Jepang dikenal sebagai bangsa yang cepat jalannya dan begitu tepat waktu. Hal ini tercermin dari sistem transportasinya yg menitan. Jadwal kereta tertera sampai ke menit dan dijamin berangkat di menit itu. Hanya topan dan orang bunuh diri aja yg bisa membuat kereta terlambat. Bus masih banyak kemungkinan (untuk halte bukan ujung rute) karena macet misalnya.
Saya sebenarnya agak ragu sih apakah karena orang Jepang “punctual” sehingga mereka membuat teknologi seakurat itu atau sebaliknya karena teknologi yg begitu canggih, perlajan-lahan mereka jadi belajar tepat waktu. Well, by the way. Menurut Anda, seberapa lama waktu dihabiskan sehingga bisa disebut berharga? Mungkin salah satu jawabannya adalah 5 menit.

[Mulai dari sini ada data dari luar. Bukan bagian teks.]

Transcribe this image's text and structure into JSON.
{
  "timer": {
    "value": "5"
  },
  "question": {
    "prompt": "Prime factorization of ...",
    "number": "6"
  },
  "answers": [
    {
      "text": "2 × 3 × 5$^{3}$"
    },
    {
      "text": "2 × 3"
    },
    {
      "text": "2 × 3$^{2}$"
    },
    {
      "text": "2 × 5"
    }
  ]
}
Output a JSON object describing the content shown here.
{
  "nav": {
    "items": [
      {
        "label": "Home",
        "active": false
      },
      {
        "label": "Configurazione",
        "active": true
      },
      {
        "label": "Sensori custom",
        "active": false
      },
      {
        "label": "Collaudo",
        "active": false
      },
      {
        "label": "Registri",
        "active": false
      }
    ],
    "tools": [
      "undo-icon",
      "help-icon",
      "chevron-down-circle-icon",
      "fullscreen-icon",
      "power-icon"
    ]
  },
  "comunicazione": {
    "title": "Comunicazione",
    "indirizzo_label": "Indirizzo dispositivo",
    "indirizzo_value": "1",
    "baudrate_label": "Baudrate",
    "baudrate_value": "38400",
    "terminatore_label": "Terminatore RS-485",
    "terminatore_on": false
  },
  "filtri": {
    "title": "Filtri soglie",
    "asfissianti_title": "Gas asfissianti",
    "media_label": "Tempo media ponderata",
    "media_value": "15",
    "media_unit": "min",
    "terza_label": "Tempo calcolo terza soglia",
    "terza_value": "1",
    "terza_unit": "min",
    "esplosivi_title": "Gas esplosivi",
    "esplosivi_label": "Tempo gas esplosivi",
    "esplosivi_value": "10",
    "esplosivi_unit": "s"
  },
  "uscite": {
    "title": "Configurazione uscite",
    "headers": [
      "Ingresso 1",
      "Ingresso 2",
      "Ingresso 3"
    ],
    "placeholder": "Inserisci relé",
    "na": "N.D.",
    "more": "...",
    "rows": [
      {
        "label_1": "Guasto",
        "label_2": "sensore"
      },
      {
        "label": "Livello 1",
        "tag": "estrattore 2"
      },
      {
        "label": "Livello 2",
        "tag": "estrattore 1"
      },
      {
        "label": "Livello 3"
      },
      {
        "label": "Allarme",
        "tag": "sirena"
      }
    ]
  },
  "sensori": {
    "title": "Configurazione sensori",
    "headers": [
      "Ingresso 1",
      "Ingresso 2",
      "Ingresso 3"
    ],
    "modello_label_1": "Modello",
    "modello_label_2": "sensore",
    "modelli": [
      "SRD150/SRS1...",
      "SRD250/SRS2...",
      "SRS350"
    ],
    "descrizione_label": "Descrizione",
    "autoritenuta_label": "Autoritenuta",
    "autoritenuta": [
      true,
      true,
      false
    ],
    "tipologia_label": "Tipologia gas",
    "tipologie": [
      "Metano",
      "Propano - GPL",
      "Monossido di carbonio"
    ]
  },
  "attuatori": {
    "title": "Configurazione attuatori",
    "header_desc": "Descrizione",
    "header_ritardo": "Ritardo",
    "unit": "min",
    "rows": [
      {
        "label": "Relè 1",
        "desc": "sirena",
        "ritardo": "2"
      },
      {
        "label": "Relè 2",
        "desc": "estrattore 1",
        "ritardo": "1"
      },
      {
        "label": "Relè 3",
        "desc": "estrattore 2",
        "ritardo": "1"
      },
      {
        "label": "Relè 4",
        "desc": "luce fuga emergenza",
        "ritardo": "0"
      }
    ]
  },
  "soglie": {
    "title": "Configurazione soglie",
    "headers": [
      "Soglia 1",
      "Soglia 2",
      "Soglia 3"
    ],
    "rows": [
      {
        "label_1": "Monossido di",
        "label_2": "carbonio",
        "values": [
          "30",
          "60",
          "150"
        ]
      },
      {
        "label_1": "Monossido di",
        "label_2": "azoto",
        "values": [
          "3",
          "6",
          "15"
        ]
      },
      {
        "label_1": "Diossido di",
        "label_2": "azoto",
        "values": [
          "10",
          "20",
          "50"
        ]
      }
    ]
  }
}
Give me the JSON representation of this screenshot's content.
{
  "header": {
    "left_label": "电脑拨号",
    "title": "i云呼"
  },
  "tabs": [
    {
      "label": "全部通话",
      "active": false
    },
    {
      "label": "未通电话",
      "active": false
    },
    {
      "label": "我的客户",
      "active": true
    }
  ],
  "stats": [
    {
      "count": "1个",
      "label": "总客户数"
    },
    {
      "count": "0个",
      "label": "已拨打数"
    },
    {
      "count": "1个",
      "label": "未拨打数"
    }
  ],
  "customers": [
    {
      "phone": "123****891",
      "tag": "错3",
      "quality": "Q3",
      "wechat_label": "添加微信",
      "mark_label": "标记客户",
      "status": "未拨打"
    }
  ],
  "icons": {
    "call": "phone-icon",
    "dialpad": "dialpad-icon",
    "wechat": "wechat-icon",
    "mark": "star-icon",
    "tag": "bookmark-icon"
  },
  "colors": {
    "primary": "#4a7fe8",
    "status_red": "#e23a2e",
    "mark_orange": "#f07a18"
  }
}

Jika jadwal Anda adalah naik kereta 8.03, pastkan jangan naik kereta yang 8.01 karena Anda bisa nyasar. Dengan sistem yang ketat waktu seperti ini, kita bisa memprediksi dengan ketelitian tinggi kapan kita sampai kantor, kapan akan naik transportasi berikutnya, kapan kita bisa ketemu dimana, berapa lama kita harus menunggu, seberapa cepat kita harus lari.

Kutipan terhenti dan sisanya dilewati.